No espetáculo da Semana Santa, apresentava o grupo que, ao nascer, Jesus recebeu três visitantes ilustres com três presentes reais. Sendo agora três a Sagrada Família. E, por três vezes, o asno participou de sua vida: no nascimento, atravessando o deserto, e chegando à metrópole. Durante três dias foi professor de doutores, no templo. Batizado aos 33. Por três vezes atentaram-lhe, após o tempo em que no deserto jejuou em orações. Bem-aventuranças representavam a tríplice imagem da Trindade. Ensinou três profissões: pescador, pastor, semeador. Por meio dos fariseus, ficou sabendo da intenção de Herodes; e respondeu-lhes que fossem dizer àquela raposa que expulsava demônios e realizava curas hoje e amanhã. João, Pedro e Tiago eram os três amigos mais caros. No monte Tabor, por três vezes recebeu três entes divinos. Comovido, por três vezes verteu lágrimas. Não mais de três foram anúncios da paixão. Sob o chicote de cordas, mesas e moedas espalhadas, e prometeu o milagre, ao ser destruído o santuário, a Casa de Deus então transformada em mercado, em três dias levantava. Três mortos foram ressuscitados. Pedro o negou três vezes, embora houvesse por três vezes revelado seu amor. Três admoestações a Pedro e aos filhos de Zebedeu, no lugar chamado Getsêmani, que não entrassem em tentação. Três vezes voltou a orar com insistência ao Pai, que realizava o impossível. Durante o julgamento, três autoridades foram juízes e interrogadores. Três vezes Pilatos manifestou a declaração de inocência. Caiu por três vezes no caminho atroz do conhecido Lugar da Caveira. Três crucificados no dia da preparação dos judeus. Três, duas vezes, a idade na qual expirou por volta das três horas da tarde de sexta-feira, como encontrava-se na tradição. Vendido por 30 ciclos. Ressuscitou ao terceiro dia. Durante três anos adotou pequenas narrativas, por meio de alegorias, pelas quais a multidão aprendia sobre ética e moral. Três mulheres o visitaram no sepulcro perto da cruz onde o elevaram. Após a ressurreição, por três vezes o Filho do Homem manifestou-se aos discípulos. Três pessoas na Santíssima Trindade.
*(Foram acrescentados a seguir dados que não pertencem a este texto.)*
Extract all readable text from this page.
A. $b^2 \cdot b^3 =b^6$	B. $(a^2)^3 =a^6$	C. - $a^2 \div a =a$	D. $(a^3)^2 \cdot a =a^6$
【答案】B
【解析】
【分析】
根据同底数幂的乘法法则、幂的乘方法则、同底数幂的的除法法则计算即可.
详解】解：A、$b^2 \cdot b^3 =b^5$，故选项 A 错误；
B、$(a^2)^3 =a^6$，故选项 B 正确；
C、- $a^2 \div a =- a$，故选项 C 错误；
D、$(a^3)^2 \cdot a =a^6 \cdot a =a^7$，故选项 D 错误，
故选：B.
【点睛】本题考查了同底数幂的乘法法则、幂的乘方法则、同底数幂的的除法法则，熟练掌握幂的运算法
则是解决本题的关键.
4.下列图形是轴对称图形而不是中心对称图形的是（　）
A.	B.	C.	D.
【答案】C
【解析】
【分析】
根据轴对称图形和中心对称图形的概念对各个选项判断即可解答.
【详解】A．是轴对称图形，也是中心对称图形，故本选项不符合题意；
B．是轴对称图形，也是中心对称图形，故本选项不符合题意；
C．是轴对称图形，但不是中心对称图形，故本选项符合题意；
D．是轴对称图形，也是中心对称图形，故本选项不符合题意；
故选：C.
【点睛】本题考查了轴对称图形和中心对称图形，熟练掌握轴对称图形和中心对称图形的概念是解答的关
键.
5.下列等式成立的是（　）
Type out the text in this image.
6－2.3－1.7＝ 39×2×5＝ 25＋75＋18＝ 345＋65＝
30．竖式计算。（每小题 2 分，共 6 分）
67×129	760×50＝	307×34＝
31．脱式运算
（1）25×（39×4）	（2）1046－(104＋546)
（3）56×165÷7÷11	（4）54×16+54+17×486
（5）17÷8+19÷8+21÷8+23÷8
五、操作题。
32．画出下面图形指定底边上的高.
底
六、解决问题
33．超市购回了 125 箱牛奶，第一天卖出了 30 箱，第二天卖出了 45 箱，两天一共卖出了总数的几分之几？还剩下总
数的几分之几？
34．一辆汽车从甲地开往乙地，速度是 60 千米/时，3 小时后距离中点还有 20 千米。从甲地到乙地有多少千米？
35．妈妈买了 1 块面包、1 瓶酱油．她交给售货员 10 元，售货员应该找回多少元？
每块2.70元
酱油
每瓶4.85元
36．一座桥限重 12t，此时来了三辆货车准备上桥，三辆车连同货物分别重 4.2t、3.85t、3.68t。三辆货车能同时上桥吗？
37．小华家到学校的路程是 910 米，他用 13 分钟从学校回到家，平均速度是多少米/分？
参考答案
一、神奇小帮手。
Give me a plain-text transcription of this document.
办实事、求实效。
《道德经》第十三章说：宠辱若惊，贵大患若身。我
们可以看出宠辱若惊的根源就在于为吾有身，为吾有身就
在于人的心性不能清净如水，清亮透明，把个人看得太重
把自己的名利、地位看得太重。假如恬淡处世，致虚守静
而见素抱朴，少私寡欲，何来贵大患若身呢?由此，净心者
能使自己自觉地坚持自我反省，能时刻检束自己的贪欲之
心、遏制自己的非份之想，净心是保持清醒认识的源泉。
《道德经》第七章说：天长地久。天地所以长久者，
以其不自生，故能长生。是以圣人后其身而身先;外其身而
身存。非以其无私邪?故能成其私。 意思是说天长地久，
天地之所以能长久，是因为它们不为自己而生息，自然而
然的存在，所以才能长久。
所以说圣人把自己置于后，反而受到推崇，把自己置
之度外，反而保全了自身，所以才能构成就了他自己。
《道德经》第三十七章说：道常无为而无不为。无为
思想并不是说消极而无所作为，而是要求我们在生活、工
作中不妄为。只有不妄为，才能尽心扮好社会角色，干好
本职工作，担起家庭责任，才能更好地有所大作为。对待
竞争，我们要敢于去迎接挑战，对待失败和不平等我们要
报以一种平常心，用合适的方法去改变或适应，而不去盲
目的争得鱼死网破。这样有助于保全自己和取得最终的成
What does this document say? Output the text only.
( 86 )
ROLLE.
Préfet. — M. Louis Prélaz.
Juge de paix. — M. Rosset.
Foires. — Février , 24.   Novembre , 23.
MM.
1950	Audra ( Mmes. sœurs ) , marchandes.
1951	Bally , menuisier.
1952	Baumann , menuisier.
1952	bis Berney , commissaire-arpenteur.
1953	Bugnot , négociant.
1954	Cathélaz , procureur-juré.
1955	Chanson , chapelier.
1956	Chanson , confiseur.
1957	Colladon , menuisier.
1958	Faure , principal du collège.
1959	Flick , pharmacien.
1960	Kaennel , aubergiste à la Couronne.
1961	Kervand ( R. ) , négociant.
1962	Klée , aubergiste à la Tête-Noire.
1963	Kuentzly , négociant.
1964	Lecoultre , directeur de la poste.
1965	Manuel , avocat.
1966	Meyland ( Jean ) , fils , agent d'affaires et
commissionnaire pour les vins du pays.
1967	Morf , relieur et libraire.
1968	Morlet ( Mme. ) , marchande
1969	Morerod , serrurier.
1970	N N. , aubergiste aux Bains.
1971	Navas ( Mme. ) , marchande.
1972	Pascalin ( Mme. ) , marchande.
Com olhos doces de jabuticaba, a Princesa Ariadne, filha da Rainha do Reisado, Dona Abantesma, perdeu a hora. Admirando o espetáculo “Conto da Paixão”, apresentado nas ruas de Santana, a lavadeira Ariadne divertia-se com a turma do teatro. Ela pôs a trouxa abaixo, cruzou braços, admirando seus amigos da Maniçoba no teatro de rua. Teatro com gosto de feijão com arroz, mesmo sabor, mesma textura em panela de cerâmica, mesmo aroma, consistência e riqueza nutritiva. Alimento, genuinamente, brasileiro que lembrava a Festa do Feijão em Santana em uma reportagem na revista O Cruzeiro.
(*) Autor do livro, com 12 nanocontos, “O dente cariado de MonaLisa” – e outros títulos neste gênero literário. O nanoconto “Quando Santana acordou, já era Domingo de Ramos”, este título é um conto em outro que narra brevemente a procissão de Domingo de Ramos, em Santana.